Bergegas ke kompartemen itu, Dorothy dengan hati-hati memeriksa bagian dalamnya dan menemukan jejak darah di lantai.
"Ini dia. Di sinilah Sodod bertarung dengan Beyonder lainnya."
Memikirkan hal ini, Dorothy melihat sekeliling. Setelah mengamati area itu, ia bergumam pada dirinya sendiri.
"Sepertinya aku perlu menyiapkan sesuatu..."
...
Dalam kegelapan, kereta yang menderu terus melaju di sepanjang rel.
Di ruang jaga pramugari di dekat bagian depan gerbong kelas satu, beberapa pramugari sedang asyik bermain kartu dan mengobrol.
"Hei... apa yang terjadi di Gerbong Tiga tadi? Asapnya sangat tebal."
"Entahlah. Kami pikir itu kebakaran, tapi sesampainya di sana, tidak ada api, hanya asap. Aku membuka jendela agar asapnya menyebar, dan begitulah."
"Hei... begini, aku baru saja melihat seorang wanita kecil di konter. Dia sangat imut..."
...
Saat para pramugari mengobrol dan bermain kartu, tiba-tiba terdengar teriakan tajam dan jelas dari arah gerbong kelas satu.
"Ahhh!!!"
Mendengar teriakan itu, para pramugari membeku, saling pandang.
"Apa yang terjadi sekarang?"
"Entahlah. Ayo kita periksa."
Para petugas segera meletakkan kartu mereka, lalu mengenakan topi dan bergegas keluar dari ruang jaga, menuju sumber jeritan. Tak lama kemudian, mereka tiba di Gerbong Tiga.
Di dalam gerbong, mereka melihat beberapa pintu kompartemen terbuka, dan para penumpang telah berkumpul di sekitar salah satu kompartemen.
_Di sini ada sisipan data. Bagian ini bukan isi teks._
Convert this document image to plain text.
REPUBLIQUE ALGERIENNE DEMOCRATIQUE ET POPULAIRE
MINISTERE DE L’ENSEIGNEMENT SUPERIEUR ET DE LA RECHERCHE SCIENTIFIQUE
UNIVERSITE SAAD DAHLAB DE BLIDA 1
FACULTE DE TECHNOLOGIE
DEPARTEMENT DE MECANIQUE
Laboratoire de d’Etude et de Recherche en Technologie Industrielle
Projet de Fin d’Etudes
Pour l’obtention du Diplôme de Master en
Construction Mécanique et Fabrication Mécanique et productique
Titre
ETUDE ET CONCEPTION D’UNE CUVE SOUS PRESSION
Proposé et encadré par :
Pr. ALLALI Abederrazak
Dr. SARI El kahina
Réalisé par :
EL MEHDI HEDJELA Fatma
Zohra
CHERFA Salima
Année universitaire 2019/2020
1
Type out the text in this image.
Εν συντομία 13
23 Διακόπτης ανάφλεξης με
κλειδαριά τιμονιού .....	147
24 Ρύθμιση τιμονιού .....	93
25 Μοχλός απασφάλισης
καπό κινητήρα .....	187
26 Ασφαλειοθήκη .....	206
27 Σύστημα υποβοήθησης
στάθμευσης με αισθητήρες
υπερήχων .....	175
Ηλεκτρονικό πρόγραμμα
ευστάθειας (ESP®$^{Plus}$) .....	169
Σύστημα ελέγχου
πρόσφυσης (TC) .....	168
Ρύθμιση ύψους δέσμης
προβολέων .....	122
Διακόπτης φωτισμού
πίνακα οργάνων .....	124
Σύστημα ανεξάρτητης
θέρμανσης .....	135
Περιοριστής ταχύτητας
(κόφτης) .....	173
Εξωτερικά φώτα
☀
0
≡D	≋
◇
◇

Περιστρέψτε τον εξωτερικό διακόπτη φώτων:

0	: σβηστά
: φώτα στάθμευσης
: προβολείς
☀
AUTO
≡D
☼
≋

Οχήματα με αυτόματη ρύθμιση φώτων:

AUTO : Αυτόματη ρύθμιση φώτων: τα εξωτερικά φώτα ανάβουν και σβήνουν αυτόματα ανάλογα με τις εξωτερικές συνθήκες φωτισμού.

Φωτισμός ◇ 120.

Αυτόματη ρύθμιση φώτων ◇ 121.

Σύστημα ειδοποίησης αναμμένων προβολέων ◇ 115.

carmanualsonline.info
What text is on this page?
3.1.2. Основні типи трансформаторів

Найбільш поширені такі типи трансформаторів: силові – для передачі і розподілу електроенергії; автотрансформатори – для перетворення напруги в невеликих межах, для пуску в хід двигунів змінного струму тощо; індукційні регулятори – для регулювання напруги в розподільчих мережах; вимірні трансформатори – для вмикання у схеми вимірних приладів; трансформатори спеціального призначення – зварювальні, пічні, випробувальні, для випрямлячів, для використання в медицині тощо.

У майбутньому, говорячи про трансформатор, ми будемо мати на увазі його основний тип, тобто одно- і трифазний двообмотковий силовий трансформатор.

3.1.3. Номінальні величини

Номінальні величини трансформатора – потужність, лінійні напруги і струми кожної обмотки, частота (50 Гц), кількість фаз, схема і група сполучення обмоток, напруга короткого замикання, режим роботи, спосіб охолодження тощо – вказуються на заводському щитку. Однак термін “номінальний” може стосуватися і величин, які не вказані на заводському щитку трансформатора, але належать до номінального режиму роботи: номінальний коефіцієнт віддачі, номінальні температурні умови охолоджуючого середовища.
Menyadari ada yang tidak beres, para petugas segera menuju ke kompartemen yang penuh sesak. Mereka melihat wajah para penonton dipenuhi kepanikan. Di antara kerumunan, seorang wanita bangsawan duduk di lantai, gemetar sambil menunjuk dengan jari gemetar ke arah pintu kompartemen yang terbuka.
"Ma... mati... mati!!!"
Wanita bangsawan itu tergagap ketakutan. Hati para petugas mencelos, dan mereka segera menerobos kerumunan untuk melihat ke dalam kompartemen.
Di sana, mereka melihat seorang pria berusia tiga puluhan, mengenakan kemeja biru tua dan celana abu-abu, terbaring di lantai dengan tangan memegangi perutnya. Genangan darah yang besar terbentuk di bawahnya, dan wajahnya yang tak bernyawa membeku dalam tatapan mata yang terbelalak, pemandangan yang mengerikan.
Melihat ini, semua petugas tercengang. Mereka saling berpandangan, bingung harus berbuat apa.
"Dia... dia mati? Apa... apa yang terjadi!?"
Salah satu petugas berseru kaget, tetapi sebuah suara dari kerumunan menjawab.
"Pembunuhan..."
Mendengar ini, para petugas dan banyak penumpang menoleh. Mereka melihat seorang pria jangkung kurus mengenakan jas panjang dan topi tinggi, bermata cekung dan berhidung bengkok.
Menghadapi banyak mata yang tertuju padanya, Edrick berbicara dengan sungguh-sungguh.
"Hadirin sekalian, sayangnya, tampaknya kita telah menyaksikan pembunuhan yang keji malam ini."